For both users of technology and suppliers, last week’s Budget was an elaborate ‘now you see it, now you don’t’ tease.
Since its election victory last May, the government has set up the Action 2000 campaign to tackle the millennium bug (see box), along with four working parties to look at finance, management and growth issues for high-tech businesses.
These groups were briefed to consider how taxation and financial policies could help these companies.
A couple of proposals leaked out of the Treasury working party on helping technology start-up companies before the Budget. One idea was to allow companies to sell their tax losses to shareholders, and another to introduce tax cuts on share options to help lure managers to new firms.

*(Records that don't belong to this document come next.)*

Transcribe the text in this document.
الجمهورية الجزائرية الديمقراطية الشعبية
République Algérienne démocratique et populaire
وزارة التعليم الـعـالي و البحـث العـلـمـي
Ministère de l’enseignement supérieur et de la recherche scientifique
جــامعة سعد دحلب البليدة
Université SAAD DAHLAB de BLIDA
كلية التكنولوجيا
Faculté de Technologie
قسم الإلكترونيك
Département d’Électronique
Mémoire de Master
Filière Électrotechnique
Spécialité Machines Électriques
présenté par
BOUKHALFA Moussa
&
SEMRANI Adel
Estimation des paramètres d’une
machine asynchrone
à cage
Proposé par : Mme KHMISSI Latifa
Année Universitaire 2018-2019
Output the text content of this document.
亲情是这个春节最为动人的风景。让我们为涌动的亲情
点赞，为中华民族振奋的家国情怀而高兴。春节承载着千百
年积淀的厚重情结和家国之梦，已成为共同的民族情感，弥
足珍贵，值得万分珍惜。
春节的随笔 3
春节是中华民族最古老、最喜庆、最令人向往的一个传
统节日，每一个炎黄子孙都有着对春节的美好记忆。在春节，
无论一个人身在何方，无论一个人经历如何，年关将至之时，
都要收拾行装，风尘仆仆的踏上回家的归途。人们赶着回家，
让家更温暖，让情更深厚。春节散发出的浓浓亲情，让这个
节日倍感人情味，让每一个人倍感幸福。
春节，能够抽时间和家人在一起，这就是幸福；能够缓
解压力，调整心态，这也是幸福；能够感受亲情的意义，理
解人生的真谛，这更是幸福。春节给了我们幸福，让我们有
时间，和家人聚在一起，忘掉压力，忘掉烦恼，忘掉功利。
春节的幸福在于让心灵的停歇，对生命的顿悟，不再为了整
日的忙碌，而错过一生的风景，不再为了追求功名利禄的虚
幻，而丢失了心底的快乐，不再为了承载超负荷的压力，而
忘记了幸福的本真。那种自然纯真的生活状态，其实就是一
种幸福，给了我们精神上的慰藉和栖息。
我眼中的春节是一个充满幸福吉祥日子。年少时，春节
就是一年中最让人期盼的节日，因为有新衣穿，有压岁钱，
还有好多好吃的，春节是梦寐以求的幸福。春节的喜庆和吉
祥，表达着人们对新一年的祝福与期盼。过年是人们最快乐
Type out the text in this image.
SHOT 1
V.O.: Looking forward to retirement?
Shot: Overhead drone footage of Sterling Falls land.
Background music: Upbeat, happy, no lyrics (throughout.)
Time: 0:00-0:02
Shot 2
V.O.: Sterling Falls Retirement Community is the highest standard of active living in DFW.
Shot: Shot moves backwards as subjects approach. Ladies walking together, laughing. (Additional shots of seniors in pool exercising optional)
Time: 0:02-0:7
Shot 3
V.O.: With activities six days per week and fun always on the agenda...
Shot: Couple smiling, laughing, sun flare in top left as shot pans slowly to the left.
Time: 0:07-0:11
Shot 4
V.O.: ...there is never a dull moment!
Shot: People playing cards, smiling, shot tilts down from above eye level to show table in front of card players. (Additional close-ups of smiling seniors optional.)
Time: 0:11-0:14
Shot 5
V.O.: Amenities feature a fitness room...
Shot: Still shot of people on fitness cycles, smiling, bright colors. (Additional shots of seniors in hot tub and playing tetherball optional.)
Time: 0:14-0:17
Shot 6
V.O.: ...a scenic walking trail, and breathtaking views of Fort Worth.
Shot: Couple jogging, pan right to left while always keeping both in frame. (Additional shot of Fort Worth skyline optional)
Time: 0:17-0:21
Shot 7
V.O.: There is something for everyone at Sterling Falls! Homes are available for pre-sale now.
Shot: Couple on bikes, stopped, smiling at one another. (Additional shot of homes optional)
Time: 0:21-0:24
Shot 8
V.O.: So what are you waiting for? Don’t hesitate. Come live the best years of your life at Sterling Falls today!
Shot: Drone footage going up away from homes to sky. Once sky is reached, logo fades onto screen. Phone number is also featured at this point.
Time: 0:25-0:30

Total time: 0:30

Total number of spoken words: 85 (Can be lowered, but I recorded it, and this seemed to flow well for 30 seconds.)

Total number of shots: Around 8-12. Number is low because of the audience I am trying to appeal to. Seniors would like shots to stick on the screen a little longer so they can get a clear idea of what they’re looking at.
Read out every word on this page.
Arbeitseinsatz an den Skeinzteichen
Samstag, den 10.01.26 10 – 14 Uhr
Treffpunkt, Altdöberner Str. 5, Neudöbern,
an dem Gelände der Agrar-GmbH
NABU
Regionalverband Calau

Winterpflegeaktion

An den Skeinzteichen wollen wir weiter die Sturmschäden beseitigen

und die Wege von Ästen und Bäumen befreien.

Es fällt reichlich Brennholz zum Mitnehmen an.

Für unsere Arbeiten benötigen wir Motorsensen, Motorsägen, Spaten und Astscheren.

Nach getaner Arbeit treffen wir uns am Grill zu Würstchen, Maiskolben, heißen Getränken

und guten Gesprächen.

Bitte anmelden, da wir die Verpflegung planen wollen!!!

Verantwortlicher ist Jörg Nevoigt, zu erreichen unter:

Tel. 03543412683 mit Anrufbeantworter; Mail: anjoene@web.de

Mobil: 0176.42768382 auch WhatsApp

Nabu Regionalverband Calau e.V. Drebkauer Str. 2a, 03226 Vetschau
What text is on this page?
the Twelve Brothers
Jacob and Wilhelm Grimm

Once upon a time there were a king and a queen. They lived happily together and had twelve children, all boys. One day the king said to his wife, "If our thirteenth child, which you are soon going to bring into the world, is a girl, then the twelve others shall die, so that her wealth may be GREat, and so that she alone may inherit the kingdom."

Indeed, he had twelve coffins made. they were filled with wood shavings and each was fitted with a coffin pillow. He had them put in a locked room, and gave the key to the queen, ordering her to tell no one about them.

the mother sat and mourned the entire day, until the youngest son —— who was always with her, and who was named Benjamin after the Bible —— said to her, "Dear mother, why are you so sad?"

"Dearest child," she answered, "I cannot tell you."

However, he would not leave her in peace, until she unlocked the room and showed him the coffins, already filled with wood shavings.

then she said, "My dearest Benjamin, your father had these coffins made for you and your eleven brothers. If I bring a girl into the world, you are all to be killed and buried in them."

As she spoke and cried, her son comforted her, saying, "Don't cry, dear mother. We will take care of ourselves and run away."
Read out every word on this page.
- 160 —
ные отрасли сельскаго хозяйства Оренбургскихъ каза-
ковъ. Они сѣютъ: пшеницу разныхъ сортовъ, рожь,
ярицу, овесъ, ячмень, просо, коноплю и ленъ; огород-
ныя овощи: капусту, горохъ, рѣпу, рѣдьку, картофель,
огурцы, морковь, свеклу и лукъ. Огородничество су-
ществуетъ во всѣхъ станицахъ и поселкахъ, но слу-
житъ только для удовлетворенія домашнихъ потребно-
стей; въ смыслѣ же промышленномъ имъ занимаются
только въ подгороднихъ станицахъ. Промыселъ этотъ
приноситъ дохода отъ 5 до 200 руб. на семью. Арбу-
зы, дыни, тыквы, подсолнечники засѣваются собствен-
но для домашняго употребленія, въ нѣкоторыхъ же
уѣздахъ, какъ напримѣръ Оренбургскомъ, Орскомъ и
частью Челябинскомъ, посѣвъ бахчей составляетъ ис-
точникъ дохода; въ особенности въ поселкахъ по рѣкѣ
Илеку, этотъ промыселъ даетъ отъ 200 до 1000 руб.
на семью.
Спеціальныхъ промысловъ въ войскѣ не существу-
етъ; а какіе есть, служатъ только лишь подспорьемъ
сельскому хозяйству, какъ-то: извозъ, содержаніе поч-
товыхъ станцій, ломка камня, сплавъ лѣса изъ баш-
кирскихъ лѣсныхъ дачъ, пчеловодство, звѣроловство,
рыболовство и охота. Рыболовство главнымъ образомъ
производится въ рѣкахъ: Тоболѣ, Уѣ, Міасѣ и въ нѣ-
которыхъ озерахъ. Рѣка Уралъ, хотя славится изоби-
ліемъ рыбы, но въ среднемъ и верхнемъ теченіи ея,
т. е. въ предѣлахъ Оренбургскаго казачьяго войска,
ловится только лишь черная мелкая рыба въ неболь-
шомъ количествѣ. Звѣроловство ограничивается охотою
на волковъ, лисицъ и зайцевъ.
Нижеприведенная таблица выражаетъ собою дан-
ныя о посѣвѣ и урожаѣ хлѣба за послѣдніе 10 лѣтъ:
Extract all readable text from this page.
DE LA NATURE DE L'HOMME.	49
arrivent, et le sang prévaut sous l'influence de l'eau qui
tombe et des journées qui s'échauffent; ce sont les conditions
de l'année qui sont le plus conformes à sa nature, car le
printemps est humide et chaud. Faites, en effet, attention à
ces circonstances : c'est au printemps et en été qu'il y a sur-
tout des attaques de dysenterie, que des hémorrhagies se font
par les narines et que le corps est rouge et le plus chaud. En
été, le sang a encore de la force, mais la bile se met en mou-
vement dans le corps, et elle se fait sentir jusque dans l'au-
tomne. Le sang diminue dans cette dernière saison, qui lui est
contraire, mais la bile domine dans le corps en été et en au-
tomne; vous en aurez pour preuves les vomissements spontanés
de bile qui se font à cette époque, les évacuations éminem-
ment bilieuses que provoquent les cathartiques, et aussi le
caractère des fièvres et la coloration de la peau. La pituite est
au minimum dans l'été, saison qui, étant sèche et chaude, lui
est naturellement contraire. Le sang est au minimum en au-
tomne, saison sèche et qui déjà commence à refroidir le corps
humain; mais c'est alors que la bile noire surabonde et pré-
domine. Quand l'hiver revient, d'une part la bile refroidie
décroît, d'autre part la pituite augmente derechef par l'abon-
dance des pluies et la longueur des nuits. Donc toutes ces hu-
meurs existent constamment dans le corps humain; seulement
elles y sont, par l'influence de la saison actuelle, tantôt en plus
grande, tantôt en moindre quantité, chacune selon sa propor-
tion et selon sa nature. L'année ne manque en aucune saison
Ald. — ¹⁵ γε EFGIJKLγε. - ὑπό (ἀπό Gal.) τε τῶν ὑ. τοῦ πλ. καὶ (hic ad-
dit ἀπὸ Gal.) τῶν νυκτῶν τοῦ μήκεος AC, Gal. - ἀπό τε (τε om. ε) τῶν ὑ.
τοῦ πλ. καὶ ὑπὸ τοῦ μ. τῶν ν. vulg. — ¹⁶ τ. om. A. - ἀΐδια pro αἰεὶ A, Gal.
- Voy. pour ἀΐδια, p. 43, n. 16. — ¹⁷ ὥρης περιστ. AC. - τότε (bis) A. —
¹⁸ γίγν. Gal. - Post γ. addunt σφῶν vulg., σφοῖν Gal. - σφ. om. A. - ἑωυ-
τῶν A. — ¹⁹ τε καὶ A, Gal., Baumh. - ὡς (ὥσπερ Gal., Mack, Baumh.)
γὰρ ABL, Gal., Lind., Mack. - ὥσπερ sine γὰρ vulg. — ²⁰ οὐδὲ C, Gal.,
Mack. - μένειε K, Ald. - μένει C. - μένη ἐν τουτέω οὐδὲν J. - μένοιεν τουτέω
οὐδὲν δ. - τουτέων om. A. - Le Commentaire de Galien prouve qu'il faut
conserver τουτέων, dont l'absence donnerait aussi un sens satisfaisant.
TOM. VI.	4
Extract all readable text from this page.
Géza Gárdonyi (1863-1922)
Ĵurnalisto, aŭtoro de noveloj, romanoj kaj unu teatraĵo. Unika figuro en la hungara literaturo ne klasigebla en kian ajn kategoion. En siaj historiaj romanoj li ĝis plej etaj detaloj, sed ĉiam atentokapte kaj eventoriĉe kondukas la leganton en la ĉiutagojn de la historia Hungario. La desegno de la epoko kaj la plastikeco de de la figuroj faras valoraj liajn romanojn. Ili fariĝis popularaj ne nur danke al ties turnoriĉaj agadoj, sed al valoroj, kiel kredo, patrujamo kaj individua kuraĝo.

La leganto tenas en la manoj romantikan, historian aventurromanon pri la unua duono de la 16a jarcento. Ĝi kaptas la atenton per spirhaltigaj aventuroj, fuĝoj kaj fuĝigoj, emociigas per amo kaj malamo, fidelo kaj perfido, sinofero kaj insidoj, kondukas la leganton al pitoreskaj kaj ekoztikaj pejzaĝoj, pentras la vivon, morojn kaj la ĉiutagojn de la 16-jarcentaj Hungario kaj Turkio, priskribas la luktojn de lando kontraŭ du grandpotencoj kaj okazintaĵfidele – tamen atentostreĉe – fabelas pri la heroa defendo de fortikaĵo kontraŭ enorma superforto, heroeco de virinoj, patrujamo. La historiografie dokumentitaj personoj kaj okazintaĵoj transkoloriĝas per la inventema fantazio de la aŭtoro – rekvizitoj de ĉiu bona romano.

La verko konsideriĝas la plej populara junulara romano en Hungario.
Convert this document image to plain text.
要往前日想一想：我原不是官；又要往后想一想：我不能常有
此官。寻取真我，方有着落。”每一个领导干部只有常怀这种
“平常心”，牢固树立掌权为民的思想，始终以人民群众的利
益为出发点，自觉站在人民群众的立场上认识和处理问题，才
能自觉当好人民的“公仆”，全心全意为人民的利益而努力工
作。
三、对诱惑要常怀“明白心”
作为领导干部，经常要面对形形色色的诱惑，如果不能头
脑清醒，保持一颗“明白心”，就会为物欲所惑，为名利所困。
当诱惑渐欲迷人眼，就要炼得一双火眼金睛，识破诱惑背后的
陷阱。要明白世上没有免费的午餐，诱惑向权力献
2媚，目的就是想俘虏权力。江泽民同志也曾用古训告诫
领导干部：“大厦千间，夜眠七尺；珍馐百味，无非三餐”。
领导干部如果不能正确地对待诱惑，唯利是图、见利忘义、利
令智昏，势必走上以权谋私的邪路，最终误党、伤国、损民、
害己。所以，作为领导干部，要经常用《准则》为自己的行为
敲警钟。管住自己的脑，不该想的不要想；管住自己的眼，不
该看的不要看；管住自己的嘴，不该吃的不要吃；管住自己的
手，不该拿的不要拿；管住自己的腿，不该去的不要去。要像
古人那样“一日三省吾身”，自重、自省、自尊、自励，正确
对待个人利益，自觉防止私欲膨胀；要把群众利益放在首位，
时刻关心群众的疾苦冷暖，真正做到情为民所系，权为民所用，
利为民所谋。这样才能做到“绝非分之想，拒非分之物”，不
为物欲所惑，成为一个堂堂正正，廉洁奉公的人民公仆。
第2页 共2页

Proponents argued that allowing companies to sell their tax losses early in their lives, when research costs are highest but sales low, would put small high-tech companies on a similar footing to research wings within large companies, which can offset losses against profits in other divisions.
But, in the words of a Financial Times headline, these concessions to the high-tech sector were among the ‘dogs that didn’t bark’ during the chancellor’s tightly scripted 62-minute speech.
What Brown did announce was a #50m ‘university challenge’ venture capital fund to help turn scientific discoveries into commercial products and a 50% increase to #150,000 in the amount an individual can claim income tax relief on investments in company shares.
The unified Enterprise Investment Scheme coupled with the downward taper in capital gains tax rates for longer term investments would, the chancellor added, ‘do more to increase the quantity and quality of long-term investment.’
The substance of the government’s working-party approach to policy formulation landed on many desks as Brown sat down. Among the press releases and consultative documents was ‘Innovating for the Future: Investing in R&D’.
But observers looking for radical proposals and suggestions were disappointed.
Instead, the report summarised the current investment, accounting and taxation climate and posed a selection of questions.
The document makes it clear that changes in the tax regime may be considered, for example to change existing allowances or introduce a tax credit to encourage R&D, or change the rules governing the deduction of income tax from royalty payments.
Accountants with an interest in technology investment issues are invited to help the government decide whether the current accounting treatment of R&D discourages spending on innovation.
The report also asks whether the treatment of intangible assets in FRS10 is the best way to show technical ‘know-how’ in company reports and whether the current accounting treatment encourages managers to invest in innovative research.
Last year’s proposals from the Scots ICA on ‘Innovating Research and Development Accounting’ were one of the few constructive suggestions referred to in the report.
The institute called on the Accounting Standards Board last year to develop a new standard that would encourage companies to capitalise their R&D costs and allow them to amortise them over the period the business expects to benefit from the work done. FRS10 currently allows either capitalisation/amortisation or writing off R&D against revenue.
‘The ASB kept R&D out of FRS10, which means that if costs are written off against revenue, the annual accounts do not reflect what assets have been created,’ said Arthur Andersen technical partner Isobel Sharp, who chaired the Scots ICA working party.
She welcomed the government’s consultative document, but one of her reasons was because it would boost sales of the Scots ICA research paper.
2000: BITE THE BUG
Pre-Budget speculation focused on a change in tax regulations to allow consultancy and year 2000 remedial software work to be written off against tax.
The new regulations will be outlined in the April issue of Tax Bulletin.
The forthcoming changes to the treatment of millennium bug fixes will allow immediate write-offs of software and consultancy work against revenue and from 1 July, capital allowances for hardware will be raised to 50% from 25%.
Janet Adam, tax partner for BDO Stoy Hayward in Manchester, points out that with corporation tax rates reducing to 20%, and 30% from April 1999, the government is not being as generous as has been claimed.
‘If you spend #10,000 and claim revenue deductions on millennium costs and you are only getting 20% relief, it’s still going to cost you #8,000 in hard cash,’ she said.
Although the chancellor did announce an extra #100m would be allocated for computer and technology training, ‘not least to help prepare for the millennium’, Adam was ‘very surprised’ the chancellor made no formal year 2000 announcement.
‘Growing companies are going to have to invest a considerable amount.
They deserve some millennium strategy,’ she said.
Dennis Keeling, chief executive of the accountancy software developers’ trade association BASDA, also found grounds for disappointment last week.
‘Impact analysis by leading consultants has shown that the costs of economic and monetary union will be four times greater than the year 2000,’ warned Keeling.